Segundo Isuperio, Pequene Prince Bi é "um registro de liberdade aos corpos que têm historicamente a sua existência negligenciada, sobretudo na infância". Além de Isuperio, a literatura de Cristina Judar também é exemplo da utilização da linguagem não-binária em HQs e livros.
O que pensa a classe pesquisadora?
Cristina Judar foi um dos nomes citados por Gustavo Paraíso ao comentar sobre a linguagem neutra na literatura. Gustavo é mestrando em Linguística pelo Programa de Pós-Graduação em Estudos da Linguagem (Progel/UFRPE) e pesquisador em Linguística do Núcleo de Estudos Queer e Decoloniais (NuQueer), pelo CNPq.
"Obviamente, quando a gente vai traduzir para o português, a gente também tem que manter a integridade da obra. Então, por mais que, no português, a gente sabe que gramaticalmente não temos ainda uma convenção de qual pronome não-binário utilizar, a gente tem as aproximações que conseguimos fazer", argumenta o pesquisador.
Em artigo feito em parceria com o doutor em Linguística pela Universidade de São Paulo (USP) Iran Melo, publicado no site da organização Marco Zero Conteúdo, Gustavo argumenta que, diante da persistência dos números de violência contra a comunidade LGBTQIA, a proibição do uso da linguagem não-binária é mais um ataque sobre o existir dessas pessoas.
Segundo relatório da agência de pesquisa internacional Trans Respect, 321 pessoas trans e de gêneros diversos foram assassinadas entre 1 de outubro de 2022 e 30 de setembro de 2023, número que se aproxima dos 327 casos notificados no ano anterior. Com 236 casos, a América Latina e o Caribe relatam novamente o maior número de assassinatos entre todas as regiões.
"Falar sobre o uso da linguagem não-binária é iniciar um discurso disruptivo sobre os modelos vigentes na sociedade contemporânea. Estamos colaborando para que mais pessoas tenham a sua subjetividade reconhecida e, com isso, possam existir através da e na linguagem", manifestam os autores.
A estudante Amanda Monteiro da Silva é uma pessoa que vivencia a não-binariedade.
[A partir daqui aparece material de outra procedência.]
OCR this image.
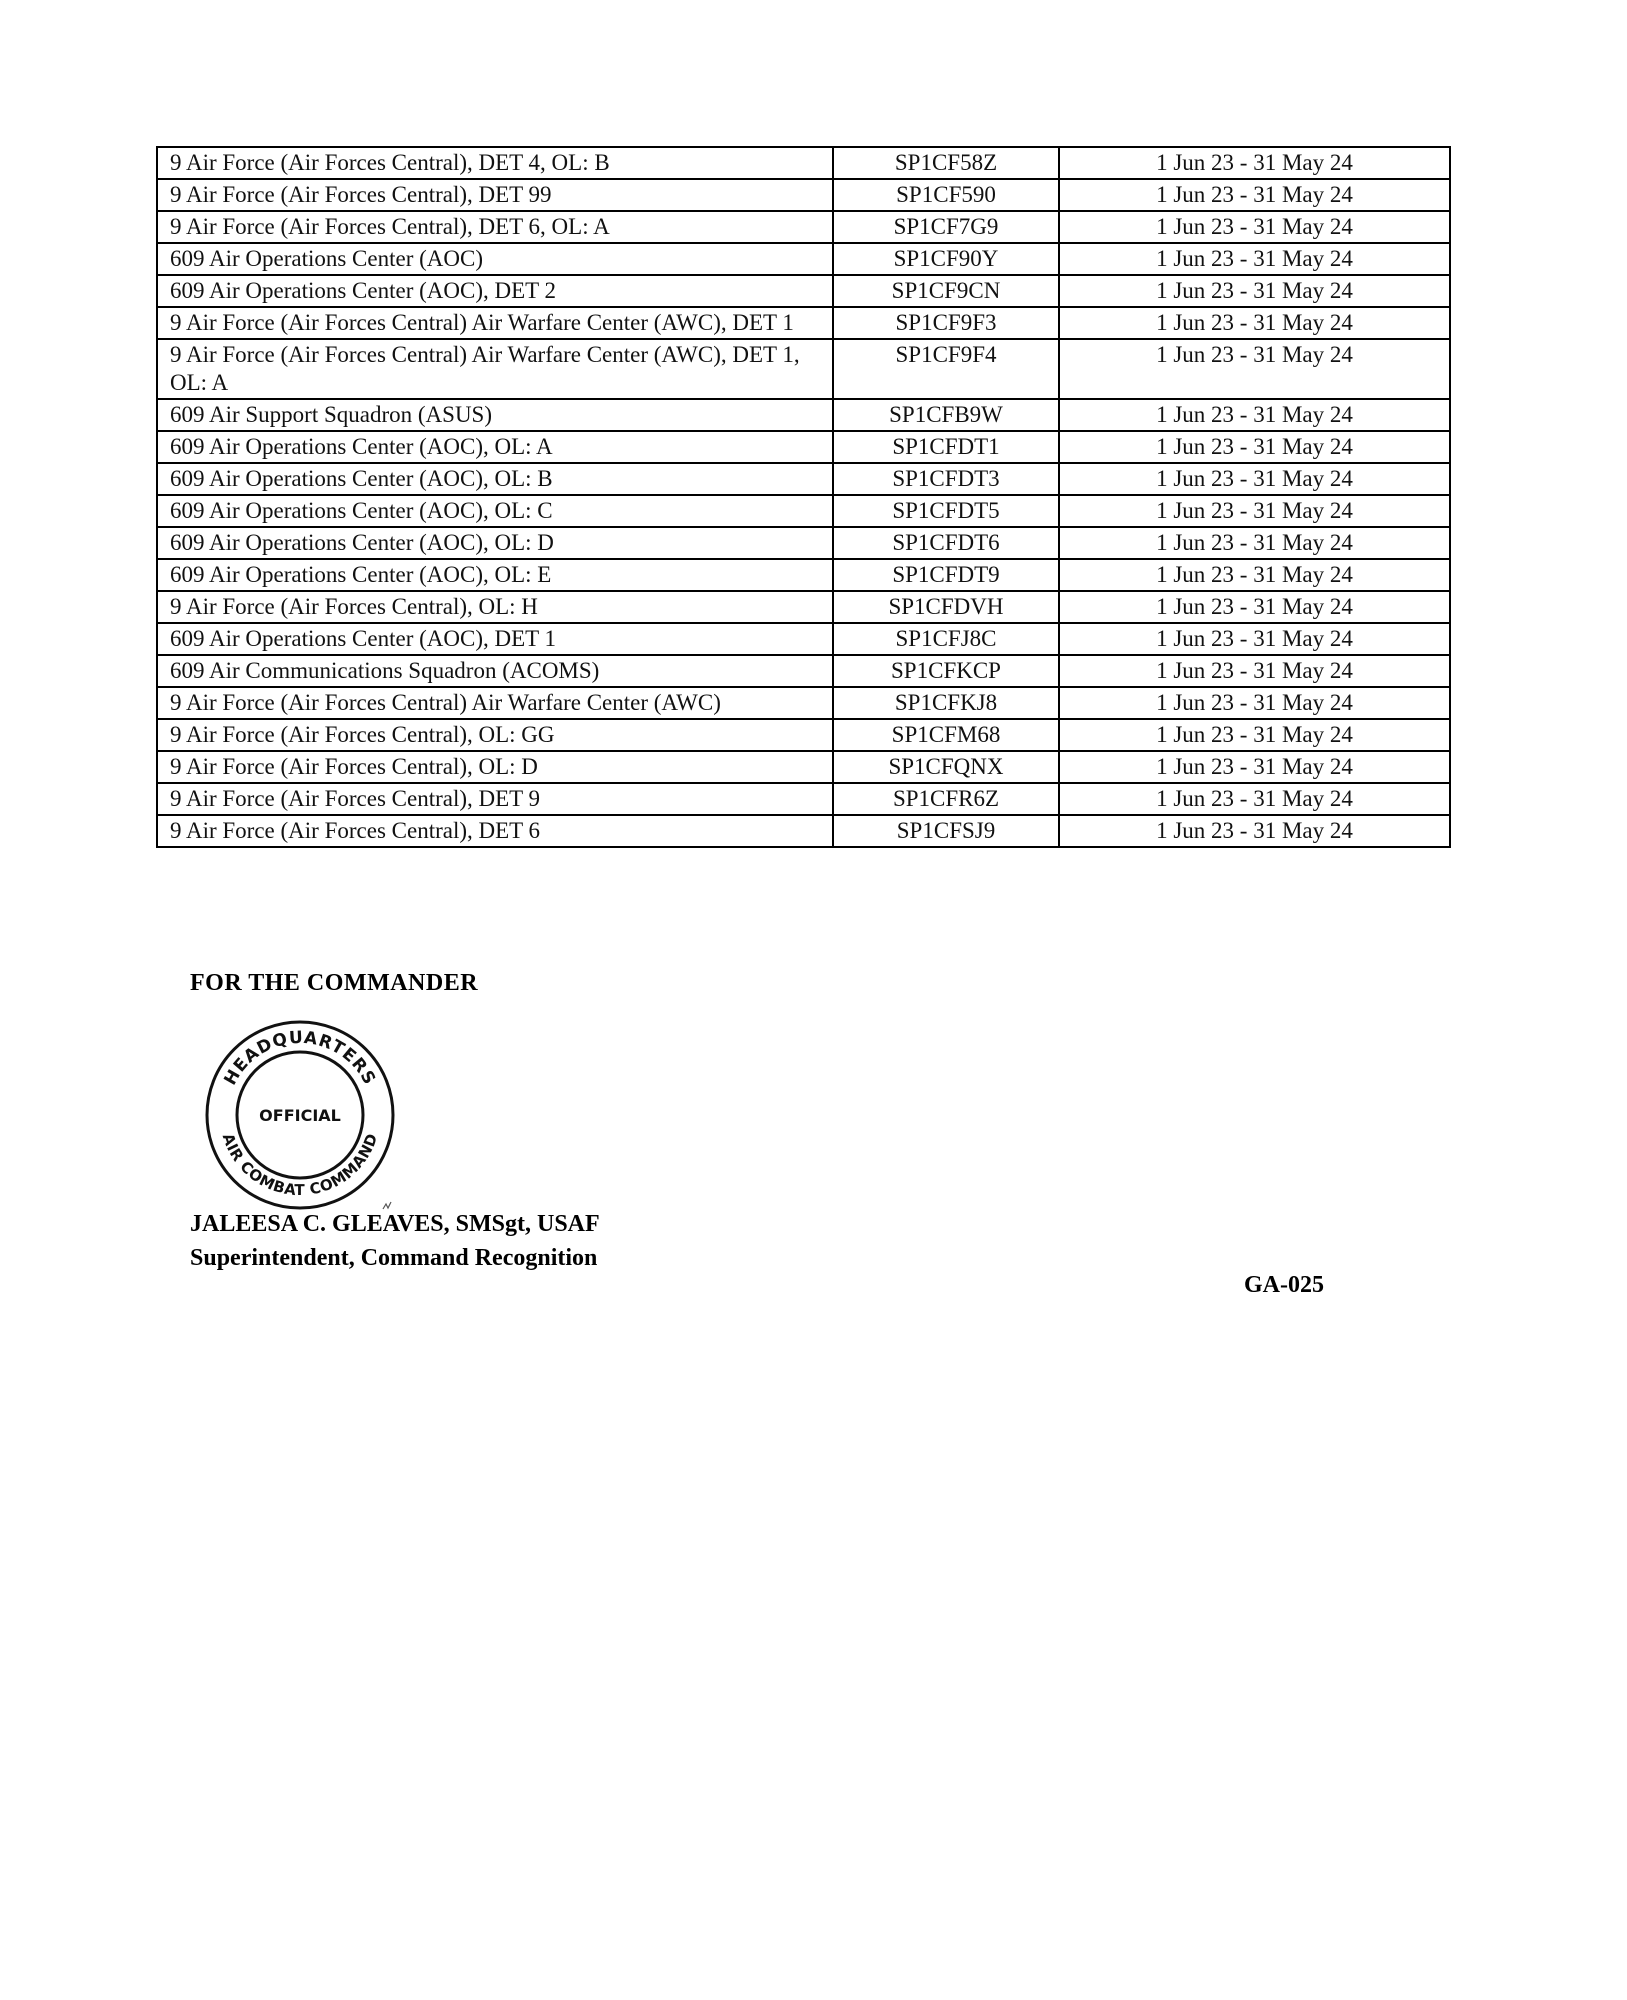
9 Air Force (Air Forces Central), DET 4, OL: B	SP1CF58Z	1 Jun 23 - 31 May 24
9 Air Force (Air Forces Central), DET 99	SP1CF590	1 Jun 23 - 31 May 24
9 Air Force (Air Forces Central), DET 6, OL: A	SP1CF7G9	1 Jun 23 - 31 May 24
609 Air Operations Center (AOC)	SP1CF90Y	1 Jun 23 - 31 May 24
609 Air Operations Center (AOC), DET 2	SP1CF9CN	1 Jun 23 - 31 May 24
9 Air Force (Air Forces Central) Air Warfare Center (AWC), DET 1	SP1CF9F3	1 Jun 23 - 31 May 24
9 Air Force (Air Forces Central) Air Warfare Center (AWC), DET 1, OL: A	SP1CF9F4	1 Jun 23 - 31 May 24
609 Air Support Squadron (ASUS)	SP1CFB9W	1 Jun 23 - 31 May 24
609 Air Operations Center (AOC), OL: A	SP1CFDT1	1 Jun 23 - 31 May 24
609 Air Operations Center (AOC), OL: B	SP1CFDT3	1 Jun 23 - 31 May 24
609 Air Operations Center (AOC), OL: C	SP1CFDT5	1 Jun 23 - 31 May 24
609 Air Operations Center (AOC), OL: D	SP1CFDT6	1 Jun 23 - 31 May 24
609 Air Operations Center (AOC), OL: E	SP1CFDT9	1 Jun 23 - 31 May 24
9 Air Force (Air Forces Central), OL: H	SP1CFDVH	1 Jun 23 - 31 May 24
609 Air Operations Center (AOC), DET 1	SP1CFJ8C	1 Jun 23 - 31 May 24
609 Air Communications Squadron (ACOMS)	SP1CFKCP	1 Jun 23 - 31 May 24
9 Air Force (Air Forces Central) Air Warfare Center (AWC)	SP1CFKJ8	1 Jun 23 - 31 May 24
9 Air Force (Air Forces Central), OL: GG	SP1CFM68	1 Jun 23 - 31 May 24
9 Air Force (Air Forces Central), OL: D	SP1CFQNX	1 Jun 23 - 31 May 24
9 Air Force (Air Forces Central), DET 9	SP1CFR6Z	1 Jun 23 - 31 May 24
9 Air Force (Air Forces Central), DET 6	SP1CFSJ9	1 Jun 23 - 31 May 24
FOR THE COMMANDER
HEADQUARTERS
AIR COMBAT COMMAND
OFFICIAL
JALEESA C. GLEAVES, SMSgt, USAF
Superintendent, Command Recognition
GA-025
Mestranda em Estudos da Linguagem na Universidade Federal Rural de Pernambuco (UFRP), tem especialização de Psicopedagogia e Coordenação Pedagógica.
"Existem maneiras de se utilizar a linguagem neutra em um livro ou texto sem se utilizar de palavras como 'elu/filhe/bonite'. Alguém que em vez de escrever menino/menina, pode escrever criança, escrever docente em vez de professor, discente em vez de aluno, se utilizando assim de um tipo de linguagem não-binária geralmente chamada de 'neutra'. A linguagem inclusiva de gênero pode acontecer de diversas maneiras, menos ou mais disruptivas", explica Amanda.
Além de Gustavo e Amanda, o doutor e mestre em Literatura pela Universidade Federal do Ceará (UFC) Lúcio Flávio Gondim considera este tema extremamente complexo. "Quando tratamos de linguagem neutra, de mudanças culturais, de urgências sociais, vai chegar um momento em que opiniões não vão dar conta da questão, que vai se impor e as pessoas vão ficar ou contemporâneas àquele fato ou ultrapassadas", diz Lúcio Flávio.
Ao comentar sobre o assunto, Lúcio relembra da campanha eleitoral recente para prefeito de São Paulo, em que uma artista, ao cantar o hino nacional, incluiu a linguagem neutra: "Foi um prato cheio para os políticos de direita, conservadores, e aos próprios políticos de esquerda. O candidato, o presidente estava nesse momento, todo mundo teve que se colocar contra rapidamente, porque é fazer uma transgressão no maior ícone nacional em termos de língua: o hino nacional".
"Não restam dúvidas de que a recepção disso é a pior possível nesse momento do País. Pode ser que em algum momento, em futuro em médio ou longo prazo, isso possa ser modificado, possa ser melhor entendido, mas hoje a linguagem neutra é tida como uma chacota e também como uma grande pedra no sapato de intelectuais, políticos, artistas", afirma.